You are trying to change global variables without declaring them:
a = 'bad'
def bad_fn():
a = 'good'
bad_fn()
print('bad_fn() is'+a)
def good_fn():
global a
a = 'good'
good_fn()
print('good_fn() is'+a)
results in
bad_fn() is bad
good_fn() is good
In general, using global variables in bad practice. Passing parameters explicitly makes debugging and code reuse much less of a headache. Here is rewritten version of your code which should be easier to understand:
# Test the Collatz conjecture:
# http://en.wikipedia.org/wiki/Collatz_conjecture
import profile
# Python 2/3 compatibility shim
import sys
if sys.hexversion >= 0x3000000:
# Python 3.x
inp = input
rng = range
else:
# Python 2.x
inp = raw_input
rng = xrange
# cache of already-seen values
seen = set([1])
def test(n):
visited = set()
while True:
if n in seen: # Ran into an already-seen chain that goes to 1
seen.update(visited)
return len(visited)
elif n in visited: # Closed loop! this should never happen
print('Loop found at n = {}'.format(n))
return None
else:
visited.add(n)
if n % 2: # n is odd?
n = 3*n + 1
else:
n //= 2
def do_profile(upto=1000000):
prof = profile.Profile()
prof.run('for n in rng(2, {}): test(n)'.format(upto))
prof.print_stats()
def main():
while True:
try:
n = int(inp('Enter a number to test (or x to exit): '))
except ValueError:
break
res = test(n)
if res is None:
print("Well, that's odd...")
else:
print("Chain terminated after {} values were tested".format(res))
if __name__=="__main__":
main()
It took 17.7s on my machine to run do_profile(1000000). It looked at a total of 2,168,611 numbers, the highest of which was 56,991,483,520. No loops were found.

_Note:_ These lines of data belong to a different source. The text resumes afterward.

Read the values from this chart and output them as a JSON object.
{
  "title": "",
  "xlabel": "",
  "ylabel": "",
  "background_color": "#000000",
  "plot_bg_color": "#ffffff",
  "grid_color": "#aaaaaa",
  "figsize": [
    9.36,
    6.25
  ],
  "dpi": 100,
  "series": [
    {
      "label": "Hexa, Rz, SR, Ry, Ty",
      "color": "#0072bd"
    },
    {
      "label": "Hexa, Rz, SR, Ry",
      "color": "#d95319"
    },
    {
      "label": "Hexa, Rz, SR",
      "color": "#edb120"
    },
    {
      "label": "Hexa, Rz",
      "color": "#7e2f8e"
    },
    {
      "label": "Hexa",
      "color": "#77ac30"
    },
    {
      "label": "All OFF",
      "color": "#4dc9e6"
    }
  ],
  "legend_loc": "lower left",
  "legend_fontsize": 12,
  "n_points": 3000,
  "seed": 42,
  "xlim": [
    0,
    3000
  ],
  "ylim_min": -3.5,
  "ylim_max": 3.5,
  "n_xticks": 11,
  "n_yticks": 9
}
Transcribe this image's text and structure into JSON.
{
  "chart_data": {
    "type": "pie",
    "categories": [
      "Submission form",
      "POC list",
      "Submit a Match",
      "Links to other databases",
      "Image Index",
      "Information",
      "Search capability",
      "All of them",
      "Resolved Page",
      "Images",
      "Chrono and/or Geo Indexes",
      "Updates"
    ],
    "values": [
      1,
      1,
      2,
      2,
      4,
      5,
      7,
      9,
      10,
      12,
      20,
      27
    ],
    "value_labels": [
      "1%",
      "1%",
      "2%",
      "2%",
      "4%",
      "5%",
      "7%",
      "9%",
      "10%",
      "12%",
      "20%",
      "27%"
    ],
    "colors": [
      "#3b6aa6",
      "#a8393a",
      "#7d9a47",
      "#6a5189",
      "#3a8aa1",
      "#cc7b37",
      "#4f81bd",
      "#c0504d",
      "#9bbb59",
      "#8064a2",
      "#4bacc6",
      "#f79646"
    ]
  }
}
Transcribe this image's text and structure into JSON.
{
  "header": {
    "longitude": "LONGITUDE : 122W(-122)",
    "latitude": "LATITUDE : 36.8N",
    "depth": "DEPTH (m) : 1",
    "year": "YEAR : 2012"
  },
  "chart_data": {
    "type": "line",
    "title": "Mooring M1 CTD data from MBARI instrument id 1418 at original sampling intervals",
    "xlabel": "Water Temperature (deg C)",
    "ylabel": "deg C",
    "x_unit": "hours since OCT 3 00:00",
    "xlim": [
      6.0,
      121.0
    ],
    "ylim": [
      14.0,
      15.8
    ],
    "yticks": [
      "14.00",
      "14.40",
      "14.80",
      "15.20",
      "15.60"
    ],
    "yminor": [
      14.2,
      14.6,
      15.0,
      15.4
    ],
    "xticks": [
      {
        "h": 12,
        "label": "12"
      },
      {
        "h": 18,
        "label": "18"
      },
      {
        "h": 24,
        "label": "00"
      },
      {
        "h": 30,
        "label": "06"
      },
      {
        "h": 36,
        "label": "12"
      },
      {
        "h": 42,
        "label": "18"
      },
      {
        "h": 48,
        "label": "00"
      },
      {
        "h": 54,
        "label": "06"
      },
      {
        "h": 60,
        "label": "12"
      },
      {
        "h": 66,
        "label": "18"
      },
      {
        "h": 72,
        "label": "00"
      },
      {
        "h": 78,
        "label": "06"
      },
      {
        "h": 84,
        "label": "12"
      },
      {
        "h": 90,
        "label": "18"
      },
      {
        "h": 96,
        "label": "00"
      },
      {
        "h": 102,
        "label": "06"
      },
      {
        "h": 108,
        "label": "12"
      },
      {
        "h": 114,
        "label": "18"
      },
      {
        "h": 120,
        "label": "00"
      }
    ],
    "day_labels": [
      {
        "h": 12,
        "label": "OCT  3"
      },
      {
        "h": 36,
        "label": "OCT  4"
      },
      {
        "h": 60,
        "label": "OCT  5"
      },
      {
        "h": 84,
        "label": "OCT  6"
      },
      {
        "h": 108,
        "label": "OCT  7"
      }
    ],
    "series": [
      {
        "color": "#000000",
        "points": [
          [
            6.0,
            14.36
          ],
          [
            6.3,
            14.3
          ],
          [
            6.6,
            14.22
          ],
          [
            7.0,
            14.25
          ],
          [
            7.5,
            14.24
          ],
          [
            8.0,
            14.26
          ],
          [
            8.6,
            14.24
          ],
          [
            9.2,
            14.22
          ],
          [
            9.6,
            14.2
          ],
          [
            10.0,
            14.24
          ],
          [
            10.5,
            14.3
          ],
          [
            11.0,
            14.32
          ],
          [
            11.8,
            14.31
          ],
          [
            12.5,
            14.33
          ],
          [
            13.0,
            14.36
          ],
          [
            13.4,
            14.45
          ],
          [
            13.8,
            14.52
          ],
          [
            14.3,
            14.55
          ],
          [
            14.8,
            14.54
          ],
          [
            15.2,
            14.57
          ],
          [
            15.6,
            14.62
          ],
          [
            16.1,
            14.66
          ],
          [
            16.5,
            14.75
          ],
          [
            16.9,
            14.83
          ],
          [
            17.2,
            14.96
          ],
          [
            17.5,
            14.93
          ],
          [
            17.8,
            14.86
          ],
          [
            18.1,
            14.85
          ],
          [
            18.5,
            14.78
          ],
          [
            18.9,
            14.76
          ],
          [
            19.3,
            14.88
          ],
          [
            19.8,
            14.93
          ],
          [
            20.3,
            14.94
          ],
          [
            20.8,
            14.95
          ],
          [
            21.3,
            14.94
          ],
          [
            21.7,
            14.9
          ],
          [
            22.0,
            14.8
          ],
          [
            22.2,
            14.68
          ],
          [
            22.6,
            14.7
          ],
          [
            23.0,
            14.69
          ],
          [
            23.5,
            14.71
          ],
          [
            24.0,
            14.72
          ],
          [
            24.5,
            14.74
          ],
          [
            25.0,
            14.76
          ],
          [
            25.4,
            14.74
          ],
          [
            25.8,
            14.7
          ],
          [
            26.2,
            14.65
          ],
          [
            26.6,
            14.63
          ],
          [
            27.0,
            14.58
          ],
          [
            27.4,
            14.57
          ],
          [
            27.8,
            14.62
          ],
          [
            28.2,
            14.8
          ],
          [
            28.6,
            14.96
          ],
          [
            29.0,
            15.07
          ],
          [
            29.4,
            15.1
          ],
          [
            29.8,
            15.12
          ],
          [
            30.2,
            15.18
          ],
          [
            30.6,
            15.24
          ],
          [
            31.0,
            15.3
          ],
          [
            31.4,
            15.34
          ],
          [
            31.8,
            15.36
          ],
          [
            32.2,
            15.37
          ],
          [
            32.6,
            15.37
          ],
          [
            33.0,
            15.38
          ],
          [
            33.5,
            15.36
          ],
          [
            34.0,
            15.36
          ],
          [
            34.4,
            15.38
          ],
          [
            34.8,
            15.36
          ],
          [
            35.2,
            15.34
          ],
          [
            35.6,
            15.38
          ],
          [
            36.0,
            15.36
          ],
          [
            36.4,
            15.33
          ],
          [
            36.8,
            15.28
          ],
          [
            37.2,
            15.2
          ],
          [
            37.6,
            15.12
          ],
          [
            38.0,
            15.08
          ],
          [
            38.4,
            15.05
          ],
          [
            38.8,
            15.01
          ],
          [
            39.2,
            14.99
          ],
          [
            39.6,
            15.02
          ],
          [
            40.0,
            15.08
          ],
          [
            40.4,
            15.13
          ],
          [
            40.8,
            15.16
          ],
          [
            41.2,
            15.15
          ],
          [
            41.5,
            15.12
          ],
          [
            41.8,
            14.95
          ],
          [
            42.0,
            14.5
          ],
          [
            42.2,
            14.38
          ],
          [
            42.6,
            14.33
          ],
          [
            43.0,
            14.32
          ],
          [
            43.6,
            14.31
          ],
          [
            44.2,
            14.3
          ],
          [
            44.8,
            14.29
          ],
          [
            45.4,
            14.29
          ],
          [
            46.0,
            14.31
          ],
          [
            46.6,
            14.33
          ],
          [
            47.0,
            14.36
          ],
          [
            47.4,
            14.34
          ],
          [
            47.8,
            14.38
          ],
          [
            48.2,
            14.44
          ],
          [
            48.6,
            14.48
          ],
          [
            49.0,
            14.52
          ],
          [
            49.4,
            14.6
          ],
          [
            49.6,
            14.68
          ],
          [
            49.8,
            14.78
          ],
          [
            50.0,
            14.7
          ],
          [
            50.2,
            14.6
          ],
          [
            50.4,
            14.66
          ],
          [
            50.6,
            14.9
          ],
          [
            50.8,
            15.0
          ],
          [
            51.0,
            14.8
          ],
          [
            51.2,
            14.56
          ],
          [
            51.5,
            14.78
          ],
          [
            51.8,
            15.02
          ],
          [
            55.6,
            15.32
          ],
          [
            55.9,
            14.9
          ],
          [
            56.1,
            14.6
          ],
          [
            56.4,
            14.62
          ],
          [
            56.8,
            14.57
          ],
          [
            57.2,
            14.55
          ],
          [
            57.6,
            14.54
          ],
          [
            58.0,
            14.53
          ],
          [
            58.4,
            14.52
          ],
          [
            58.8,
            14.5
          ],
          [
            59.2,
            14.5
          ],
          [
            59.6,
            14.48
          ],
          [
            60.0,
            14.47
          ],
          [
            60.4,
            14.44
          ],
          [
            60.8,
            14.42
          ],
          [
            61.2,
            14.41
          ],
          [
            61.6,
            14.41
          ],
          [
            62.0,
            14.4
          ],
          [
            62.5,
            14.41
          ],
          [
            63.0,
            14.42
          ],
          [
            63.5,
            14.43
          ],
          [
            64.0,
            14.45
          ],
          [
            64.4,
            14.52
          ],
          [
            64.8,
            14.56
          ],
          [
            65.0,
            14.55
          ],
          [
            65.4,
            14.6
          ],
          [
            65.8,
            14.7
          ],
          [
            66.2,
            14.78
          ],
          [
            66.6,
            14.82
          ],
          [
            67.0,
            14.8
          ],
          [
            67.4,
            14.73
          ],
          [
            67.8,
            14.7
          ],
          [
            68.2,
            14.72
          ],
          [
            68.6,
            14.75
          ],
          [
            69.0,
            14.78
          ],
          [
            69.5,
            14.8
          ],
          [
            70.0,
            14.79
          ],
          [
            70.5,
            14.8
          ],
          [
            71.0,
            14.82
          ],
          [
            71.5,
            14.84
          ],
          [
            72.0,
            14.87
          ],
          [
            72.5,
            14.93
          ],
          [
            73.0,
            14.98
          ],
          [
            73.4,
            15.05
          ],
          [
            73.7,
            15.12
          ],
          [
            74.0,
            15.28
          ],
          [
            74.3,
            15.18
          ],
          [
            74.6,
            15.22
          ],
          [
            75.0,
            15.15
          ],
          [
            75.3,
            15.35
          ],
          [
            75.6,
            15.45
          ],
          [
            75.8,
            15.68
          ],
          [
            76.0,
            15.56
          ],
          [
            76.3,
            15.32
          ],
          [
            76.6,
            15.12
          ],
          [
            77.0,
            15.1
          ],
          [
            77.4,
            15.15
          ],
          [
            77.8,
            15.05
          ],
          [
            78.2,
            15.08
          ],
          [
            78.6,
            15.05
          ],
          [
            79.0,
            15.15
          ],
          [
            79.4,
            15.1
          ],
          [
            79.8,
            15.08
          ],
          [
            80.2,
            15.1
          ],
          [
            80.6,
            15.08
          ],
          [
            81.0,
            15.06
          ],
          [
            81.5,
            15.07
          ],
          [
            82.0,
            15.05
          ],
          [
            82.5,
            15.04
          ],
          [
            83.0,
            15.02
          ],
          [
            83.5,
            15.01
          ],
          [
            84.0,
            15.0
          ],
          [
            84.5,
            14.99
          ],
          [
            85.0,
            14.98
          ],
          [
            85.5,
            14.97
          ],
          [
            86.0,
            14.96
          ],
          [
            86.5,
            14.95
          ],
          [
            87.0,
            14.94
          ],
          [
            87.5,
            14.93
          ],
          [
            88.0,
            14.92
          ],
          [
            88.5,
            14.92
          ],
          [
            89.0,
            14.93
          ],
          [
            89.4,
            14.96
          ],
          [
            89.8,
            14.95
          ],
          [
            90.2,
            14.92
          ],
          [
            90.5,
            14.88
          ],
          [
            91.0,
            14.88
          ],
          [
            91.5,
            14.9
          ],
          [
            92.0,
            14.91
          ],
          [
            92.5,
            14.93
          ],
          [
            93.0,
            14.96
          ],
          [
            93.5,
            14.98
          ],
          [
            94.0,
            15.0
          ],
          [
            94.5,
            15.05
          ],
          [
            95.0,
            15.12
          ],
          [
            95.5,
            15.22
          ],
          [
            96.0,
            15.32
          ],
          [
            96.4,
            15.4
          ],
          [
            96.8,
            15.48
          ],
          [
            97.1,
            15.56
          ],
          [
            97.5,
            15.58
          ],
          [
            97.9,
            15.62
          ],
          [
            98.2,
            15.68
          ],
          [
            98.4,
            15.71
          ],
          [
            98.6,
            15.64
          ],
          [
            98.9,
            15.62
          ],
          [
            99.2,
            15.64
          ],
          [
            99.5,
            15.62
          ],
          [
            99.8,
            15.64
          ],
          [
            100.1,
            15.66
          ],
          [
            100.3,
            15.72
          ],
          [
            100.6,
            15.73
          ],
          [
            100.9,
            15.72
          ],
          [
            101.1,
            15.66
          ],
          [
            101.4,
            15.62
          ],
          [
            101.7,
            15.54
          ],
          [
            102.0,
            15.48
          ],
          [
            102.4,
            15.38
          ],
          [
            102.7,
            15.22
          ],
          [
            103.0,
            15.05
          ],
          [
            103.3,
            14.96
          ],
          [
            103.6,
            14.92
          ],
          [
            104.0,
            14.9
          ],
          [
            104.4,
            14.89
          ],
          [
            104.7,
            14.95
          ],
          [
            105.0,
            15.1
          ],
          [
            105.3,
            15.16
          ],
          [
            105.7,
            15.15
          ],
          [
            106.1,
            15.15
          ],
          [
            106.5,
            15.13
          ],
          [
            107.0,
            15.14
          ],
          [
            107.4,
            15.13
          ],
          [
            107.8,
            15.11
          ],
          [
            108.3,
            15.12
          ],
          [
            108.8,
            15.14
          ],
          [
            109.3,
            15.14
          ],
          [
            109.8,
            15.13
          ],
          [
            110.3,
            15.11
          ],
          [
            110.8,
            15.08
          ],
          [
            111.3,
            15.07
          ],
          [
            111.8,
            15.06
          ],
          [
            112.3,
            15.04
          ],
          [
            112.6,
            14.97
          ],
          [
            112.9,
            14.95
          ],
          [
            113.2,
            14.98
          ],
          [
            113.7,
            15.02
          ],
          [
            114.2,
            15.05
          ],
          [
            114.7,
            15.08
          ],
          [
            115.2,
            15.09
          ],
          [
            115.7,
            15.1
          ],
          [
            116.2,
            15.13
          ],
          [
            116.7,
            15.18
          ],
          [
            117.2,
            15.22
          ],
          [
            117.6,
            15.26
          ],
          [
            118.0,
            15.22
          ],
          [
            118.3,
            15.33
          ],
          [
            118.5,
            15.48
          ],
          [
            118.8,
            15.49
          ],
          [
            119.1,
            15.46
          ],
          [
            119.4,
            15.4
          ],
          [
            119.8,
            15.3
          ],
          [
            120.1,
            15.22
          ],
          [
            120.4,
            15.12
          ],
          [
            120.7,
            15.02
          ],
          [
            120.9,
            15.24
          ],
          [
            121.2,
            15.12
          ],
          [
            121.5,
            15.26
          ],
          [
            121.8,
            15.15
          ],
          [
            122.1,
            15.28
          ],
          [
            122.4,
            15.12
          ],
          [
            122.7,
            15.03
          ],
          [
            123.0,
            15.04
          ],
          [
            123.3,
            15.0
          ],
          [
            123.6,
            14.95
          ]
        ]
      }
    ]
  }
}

Edit: I have added an inp() shim function; the code should now run in both Python 2 or Python 3.
Edit2: moved the profiling code into the main code listing and added range/xrange to the Python 2/3 shims.
If you want to change a global variable, you need to declare it preceded by global in your function, ie:
value = 0
def changeValue():
global value
value += 1
If you do not need to change the variable, global is not required.